Hello!
I have a question regarding Icinga DB and the Icinga DB check: we have an Icinga DB setup with 2 masters and the recommended configuration (ie one local icingadb-redis install per master and one database separated from the masters to store the events).
Regularly the Icinga DB check from Icinga 2 outputs a warning about the history backlog being greater than the warning threshold.
Digging into the check’s code led me to some Redis and MySQL queries to see what’s going on: from what I’ve seen events seem to be sent to both Redis instances on both masters, one of the Icinga DB daemons will handle the event and store the result in the DB, and the other will silently “ignore” the event as it has already been registered by one master (I suppose it’s something like that).

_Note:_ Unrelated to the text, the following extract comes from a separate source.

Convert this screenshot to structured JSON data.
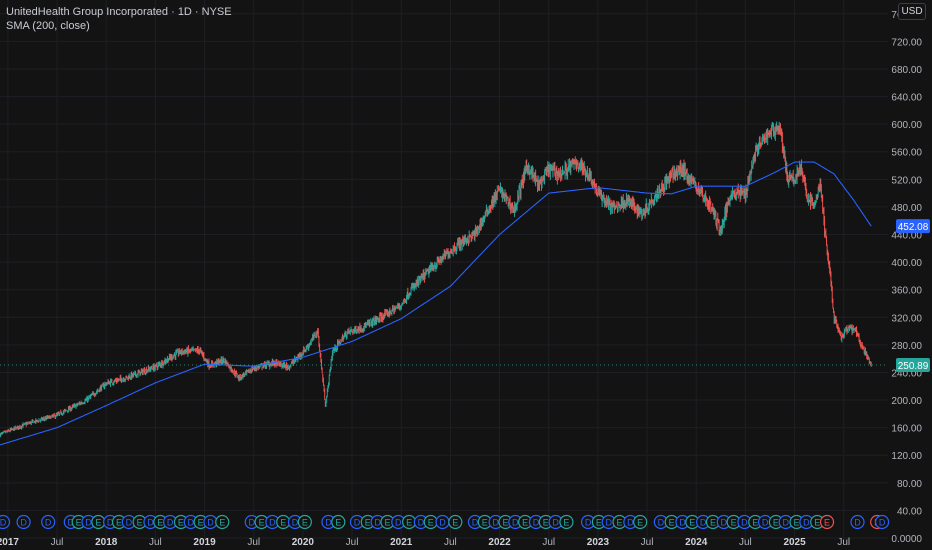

In certain situations, one of our masters will not process an event in the Redis stream for 10-15 mins, but the other is fine, which means that I can see the “lagging” event in the Redis of our master, while the other is empty as expected. Also the “lagging” event is properly registered in the DB, and the master not processing the event is fine regarding CPU/RAM.

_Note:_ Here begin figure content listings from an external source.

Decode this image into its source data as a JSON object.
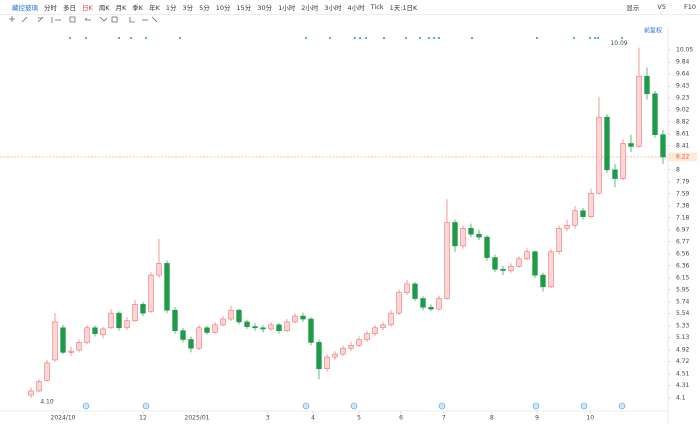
{
  "toolbar": {
    "symbol": "藏控玻璃",
    "periods": [
      "分时",
      "多日",
      "日K",
      "周K",
      "月K",
      "季K",
      "年K",
      "1分",
      "3分",
      "5分",
      "10分",
      "15分",
      "30分",
      "1小时",
      "2小时",
      "3小时",
      "4小时",
      "Tick",
      "1天:1日K"
    ],
    "active": 2,
    "right": [
      "显示",
      "V5",
      "F10"
    ]
  },
  "chart_data": {
    "type": "candlestick",
    "adjust": "前复权",
    "up_color": "#ef6f6f",
    "up_fill": "#fbd6d6",
    "down_color": "#1f9a48",
    "ylim": [
      3.98,
      10.39
    ],
    "yticks": [
      4.1,
      4.31,
      4.51,
      4.72,
      4.92,
      5.13,
      5.33,
      5.54,
      5.74,
      5.95,
      6.15,
      6.36,
      6.56,
      6.77,
      6.97,
      7.18,
      7.38,
      7.59,
      7.79,
      8.0,
      8.41,
      8.61,
      8.82,
      9.02,
      9.23,
      9.43,
      9.64,
      9.84,
      10.05
    ],
    "last_price": 8.22,
    "xlim": [
      -0.5,
      79.5
    ],
    "xticks": [
      {
        "value": 4,
        "label": "2024/10"
      },
      {
        "value": 14,
        "label": "12"
      },
      {
        "value": 20.75,
        "label": "2025/01"
      },
      {
        "value": 29.6,
        "label": "3"
      },
      {
        "value": 35.25,
        "label": "4"
      },
      {
        "value": 41,
        "label": "5"
      },
      {
        "value": 46.25,
        "label": "6"
      },
      {
        "value": 51.6,
        "label": "7"
      },
      {
        "value": 57.6,
        "label": "8"
      },
      {
        "value": 63.25,
        "label": "9"
      },
      {
        "value": 69.9,
        "label": "10"
      }
    ],
    "low_label": "4.10",
    "high_label": "10.09",
    "ohlc": [
      [
        4.15,
        4.28,
        4.1,
        4.22
      ],
      [
        4.22,
        4.42,
        4.2,
        4.38
      ],
      [
        4.4,
        4.75,
        4.38,
        4.7
      ],
      [
        4.75,
        5.55,
        4.72,
        5.4
      ],
      [
        5.3,
        5.35,
        4.85,
        4.88
      ],
      [
        4.88,
        4.98,
        4.82,
        4.9
      ],
      [
        4.92,
        5.1,
        4.88,
        5.05
      ],
      [
        5.05,
        5.35,
        5.02,
        5.3
      ],
      [
        5.3,
        5.34,
        5.15,
        5.2
      ],
      [
        5.18,
        5.32,
        5.12,
        5.28
      ],
      [
        5.3,
        5.62,
        5.28,
        5.55
      ],
      [
        5.55,
        5.58,
        5.25,
        5.3
      ],
      [
        5.3,
        5.48,
        5.26,
        5.42
      ],
      [
        5.42,
        5.78,
        5.4,
        5.7
      ],
      [
        5.7,
        5.74,
        5.5,
        5.55
      ],
      [
        5.58,
        6.25,
        5.55,
        6.2
      ],
      [
        6.2,
        6.82,
        6.15,
        6.4
      ],
      [
        6.4,
        6.45,
        5.55,
        5.6
      ],
      [
        5.6,
        5.65,
        5.2,
        5.25
      ],
      [
        5.25,
        5.3,
        5.05,
        5.1
      ],
      [
        5.1,
        5.15,
        4.88,
        4.95
      ],
      [
        4.95,
        5.35,
        4.92,
        5.3
      ],
      [
        5.3,
        5.33,
        5.18,
        5.22
      ],
      [
        5.22,
        5.4,
        5.2,
        5.35
      ],
      [
        5.35,
        5.5,
        5.32,
        5.45
      ],
      [
        5.45,
        5.68,
        5.42,
        5.6
      ],
      [
        5.6,
        5.62,
        5.36,
        5.4
      ],
      [
        5.4,
        5.44,
        5.28,
        5.32
      ],
      [
        5.32,
        5.38,
        5.25,
        5.3
      ],
      [
        5.3,
        5.34,
        5.22,
        5.28
      ],
      [
        5.28,
        5.4,
        5.25,
        5.35
      ],
      [
        5.35,
        5.38,
        5.2,
        5.25
      ],
      [
        5.25,
        5.45,
        5.22,
        5.4
      ],
      [
        5.4,
        5.55,
        5.38,
        5.5
      ],
      [
        5.5,
        5.56,
        5.4,
        5.45
      ],
      [
        5.45,
        5.48,
        5.0,
        5.05
      ],
      [
        5.05,
        5.1,
        4.42,
        4.6
      ],
      [
        4.6,
        4.85,
        4.55,
        4.8
      ],
      [
        4.8,
        4.9,
        4.75,
        4.85
      ],
      [
        4.85,
        5.0,
        4.82,
        4.95
      ],
      [
        4.95,
        5.05,
        4.9,
        5.0
      ],
      [
        5.0,
        5.15,
        4.97,
        5.1
      ],
      [
        5.1,
        5.25,
        5.06,
        5.2
      ],
      [
        5.2,
        5.35,
        5.16,
        5.3
      ],
      [
        5.3,
        5.4,
        5.26,
        5.35
      ],
      [
        5.35,
        5.6,
        5.32,
        5.55
      ],
      [
        5.55,
        5.95,
        5.52,
        5.9
      ],
      [
        5.9,
        6.12,
        5.86,
        6.05
      ],
      [
        6.05,
        6.08,
        5.76,
        5.8
      ],
      [
        5.8,
        5.84,
        5.6,
        5.65
      ],
      [
        5.65,
        5.7,
        5.58,
        5.62
      ],
      [
        5.62,
        5.85,
        5.6,
        5.8
      ],
      [
        5.8,
        7.5,
        5.78,
        7.1
      ],
      [
        7.1,
        7.15,
        6.6,
        6.7
      ],
      [
        6.7,
        7.05,
        6.65,
        7.0
      ],
      [
        7.0,
        7.08,
        6.85,
        6.9
      ],
      [
        6.9,
        6.98,
        6.8,
        6.85
      ],
      [
        6.85,
        6.88,
        6.45,
        6.5
      ],
      [
        6.5,
        6.55,
        6.25,
        6.3
      ],
      [
        6.3,
        6.36,
        6.2,
        6.28
      ],
      [
        6.28,
        6.4,
        6.24,
        6.35
      ],
      [
        6.35,
        6.52,
        6.32,
        6.48
      ],
      [
        6.48,
        6.66,
        6.45,
        6.6
      ],
      [
        6.6,
        6.62,
        6.15,
        6.2
      ],
      [
        6.2,
        6.24,
        5.92,
        6.0
      ],
      [
        6.0,
        6.65,
        5.98,
        6.6
      ],
      [
        6.6,
        7.05,
        6.55,
        7.0
      ],
      [
        7.0,
        7.15,
        6.95,
        7.05
      ],
      [
        7.05,
        7.38,
        7.0,
        7.3
      ],
      [
        7.3,
        7.35,
        7.15,
        7.2
      ],
      [
        7.2,
        7.68,
        7.18,
        7.6
      ],
      [
        7.6,
        9.25,
        7.58,
        8.9
      ],
      [
        8.9,
        8.95,
        7.95,
        8.0
      ],
      [
        8.0,
        8.1,
        7.7,
        7.85
      ],
      [
        7.85,
        8.52,
        7.82,
        8.45
      ],
      [
        8.45,
        8.6,
        8.3,
        8.4
      ],
      [
        8.4,
        10.09,
        8.38,
        9.6
      ],
      [
        9.6,
        9.75,
        9.2,
        9.3
      ],
      [
        9.3,
        9.35,
        8.55,
        8.6
      ],
      [
        8.6,
        8.68,
        8.1,
        8.22
      ]
    ]
  }
}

That means this behaviour triggers the icingadb check in a warning state in one of our masters even though everything seems fine in the end as the event is properly registered in the DB. Do you have any idea about what could cause this behaviour, or if that is normal? I don’t see anything that could explain that one of our masters does not process an event for 10-15 mins.
(Note: The only lead that I have is that it’s always the same master that has this issue, the other machine is always fine, but the impacted machine has enough resources and the logs don’t seem to warn about anything either)